17 April 2008

holy s--- songkran!!!


It is so hot here. It is a steamy Thai summer, & the sun beats down relentlessly for 12 hours of the day, melting concrete & makeup & brains without mercy. My bedroom has no aircon, so I lie awake for at least an hour each night after going to bed, unable to sleep even with an electric fan pointed 2 inches from my face blowing hot air, & I wake up uncomfortably drenched in sweat as soon as the sun peeks its head out over the horizon once again. I take 3 showers a day. It is unbelievably hot.

The Buddhist New Year celebration of Songkran coincides with this most sweaty season, when the sun enters into a new position in the zodiac. The word Songkran is derived from Sanskrit & means passage into a new phase. Sacred Buddha images are washed & water is symbolically tossed on one another as a sign of blessings & cleansing for a prosperous year ahead. It's a good way to cool down in this heat. But Chiang Mai takes the festivities to a whole other level, & the city erupts into full-blown water warfare. No exaggeration either. For FOUR WHOLE DAYS it is absolutely impossible to stay dry, as the moment you leave the confines of the house, you’re pelted with water guns, hoses & buckets-full of water. The square-shaped moat is the center of all the action & becomes a throbbing mess of slippery bodies, flooded streets & pure pandemonium. Pails attached on strings are lowered into the moat & subsequently emptied onto a victim’s head or the passing motorists. On the street, open tuktuks & pick-up trucks filled with revelers & huge drums of water speed by & blast everyone in their path with water canons. And if you’re really lucky, you might just end up in the moat, as my roommate did when she went to refill her bucket & a (now former) friend shoved her in. Shudder. And I hated the ice water! Cold then hot then cold again. No one & nothing is safe, & you have to shield your most delicate belongings (i.e. mobiles, cameras) in quadruple-wrapped plastic bags or leave them at home altogether, lest they get damaged. I can only wonder how many mobiles have been destroyed, skin rashes have broken out, and shoes have been lost in the moat over the course of the festivities.

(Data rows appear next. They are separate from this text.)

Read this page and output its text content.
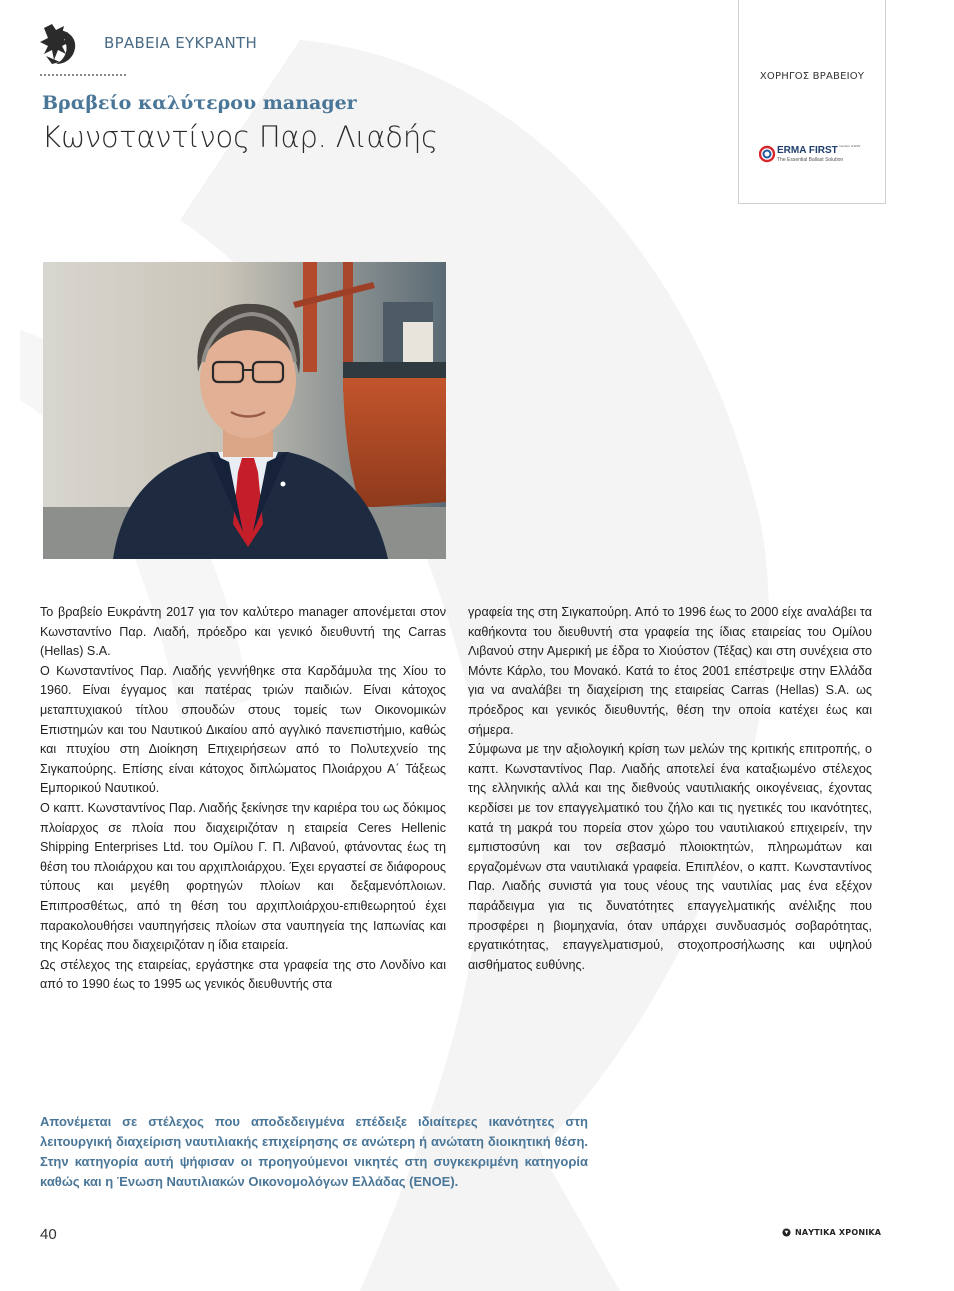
ΒΡΑΒΕΙΑ ΕΥΚΡΑΝΤΗ
Βραβείο καλύτερου manager
Κωνσταντίνος Παρ. Λιαδής
ΧΟΡΗΓΟΣ ΒΡΑΒΕΙΟΥ
ERMA FIRST member of ESN
The Essential Ballast Solution

Το βραβείο Ευκράντη 2017 για τον καλύτερο manager απονέμεται στον Κωνσταντίνο Παρ. Λιαδή, πρόεδρο και γενικό διευθυντή της Carras (Hellas) S.A.

Ο Κωνσταντίνος Παρ. Λιαδής γεννήθηκε στα Καρδάμυλα της Χίου το 1960. Είναι έγγαμος και πατέρας τριών παιδιών. Είναι κάτοχος μεταπτυχιακού τίτλου σπουδών στους τομείς των Οικονομικών Επιστημών και του Ναυτικού Δικαίου από αγγλικό πανεπιστήμιο, καθώς και πτυχίου στη Διοίκηση Επιχειρήσεων από το Πολυτεχνείο της Σιγκαπούρης. Επίσης είναι κάτοχος διπλώματος Πλοιάρχου Α΄ Τάξεως Εμπορικού Ναυτικού.

Ο καπτ. Κωνσταντίνος Παρ. Λιαδής ξεκίνησε την καριέρα του ως δόκιμος πλοίαρχος σε πλοία που διαχειριζόταν η εταιρεία Ceres Hellenic Shipping Enterprises Ltd. του Ομίλου Γ. Π. Λιβανού, φτάνοντας έως τη θέση του πλοιάρχου και του αρχιπλοιάρχου. Έχει εργαστεί σε διάφορους τύπους και μεγέθη φορτηγών πλοίων και δεξαμενόπλοιων. Επιπροσθέτως, από τη θέση του αρχιπλοιάρχου-επιθεωρητού έχει παρακολουθήσει ναυπηγήσεις πλοίων στα ναυπηγεία της Ιαπωνίας και της Κορέας που διαχειριζόταν η ίδια εταιρεία.

Ως στέλεχος της εταιρείας, εργάστηκε στα γραφεία της στο Λονδίνο και από το 1990 έως το 1995 ως γενικός διευθυντής στα

γραφεία της στη Σιγκαπούρη. Από το 1996 έως το 2000 είχε αναλάβει τα καθήκοντα του διευθυντή στα γραφεία της ίδιας εταιρείας του Ομίλου Λιβανού στην Αμερική με έδρα το Χιούστον (Τέξας) και στη συνέχεια στο Μόντε Κάρλο, του Μονακό. Κατά το έτος 2001 επέστρεψε στην Ελλάδα για να αναλάβει τη διαχείριση της εταιρείας Carras (Hellas) S.A. ως πρόεδρος και γενικός διευθυντής, θέση την οποία κατέχει έως και σήμερα.

Σύμφωνα με την αξιολογική κρίση των μελών της κριτικής επιτροπής, ο καπτ. Κωνσταντίνος Παρ. Λιαδής αποτελεί ένα καταξιωμένο στέλεχος της ελληνικής αλλά και της διεθνούς ναυτιλιακής οικογένειας, έχοντας κερδίσει με τον επαγγελματικό του ζήλο και τις ηγετικές του ικανότητες, κατά τη μακρά του πορεία στον χώρο του ναυτιλιακού επιχειρείν, την εμπιστοσύνη και τον σεβασμό πλοιοκτητών, πληρωμάτων και εργαζομένων στα ναυτιλιακά γραφεία. Επιπλέον, ο καπτ. Κωνσταντίνος Παρ. Λιαδής συνιστά για τους νέους της ναυτιλίας μας ένα εξέχον παράδειγμα για τις δυνατότητες επαγγελματικής ανέλιξης που προσφέρει η βιομηχανία, όταν υπάρχει συνδυασμός σοβαρότητας, εργατικότητας, επαγγελματισμού, στοχοπροσήλωσης και υψηλού αισθήματος ευθύνης.

Απονέμεται σε στέλεχος που αποδεδειγμένα επέδειξε ιδιαίτερες ικανότητες στη λειτουργική διαχείριση ναυτιλιακής επιχείρησης σε ανώτερη ή ανώτατη διοικητική θέση. Στην κατηγορία αυτή ψήφισαν οι προηγούμενοι νικητές στη συγκεκριμένη κατηγορία καθώς και η Ένωση Ναυτιλιακών Οικονομολόγων Ελλάδας (ΕΝΟΕ).
40	ΝΑΥΤΙΚΑ ΧΡΟΝΙΚΑ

It’s a welcome respite from the heat, & the first day I was fully into it, but by day 2 I was hiding indoors & begging for mercy. How could this possibly go on for 4 days??! You can’t get anything done. There’s no greater feeling of dread than when you’re walking down the street alone, still shivering from ice water attacks & there is a group of 20 boys on the sidewalk, waiting with evil grins & water hoses, ready to ambush you. And you have to good-naturedly take each & every water attack, bow your head & thank your assailant for the “blessing,” even thought he nearly ruined your $400 digital camera with a bucket-full of parasite-infested murky moat water. Yaaargghhh.

These are the best pictures I managed to take, since every time I took out my camera from its plastic fortress I was risking its life. I looked like a drowned rat. But so did everyone else. The gay boys were especially sexy in their see-through & skimpy t-shirts. I worked with them one of the days of the festival handing out wet condoms & dancing on the streets. The only straight boy in the pic, the guy next to me, is a local celebrity apparently, but I have no idea who he is. I think his name is Tek?

When not working I was out at one of the millions of parades or outdoor parties going on, or my favorite bar, which had transformed into a soaked & sloshed wonderland. I’ve never seen anything like it in my life.


I just realized that I’ve been able to participate in at least 3 New Year celebrations in the past 4 months. It’s like starting over & over again, & a reminder to keep a brighter perspective each time. It’s turning out to be a very good year.

2 comments:

Connie said...

I think Tek likes you...

erin said...

yeah he said "i lab the philippines!"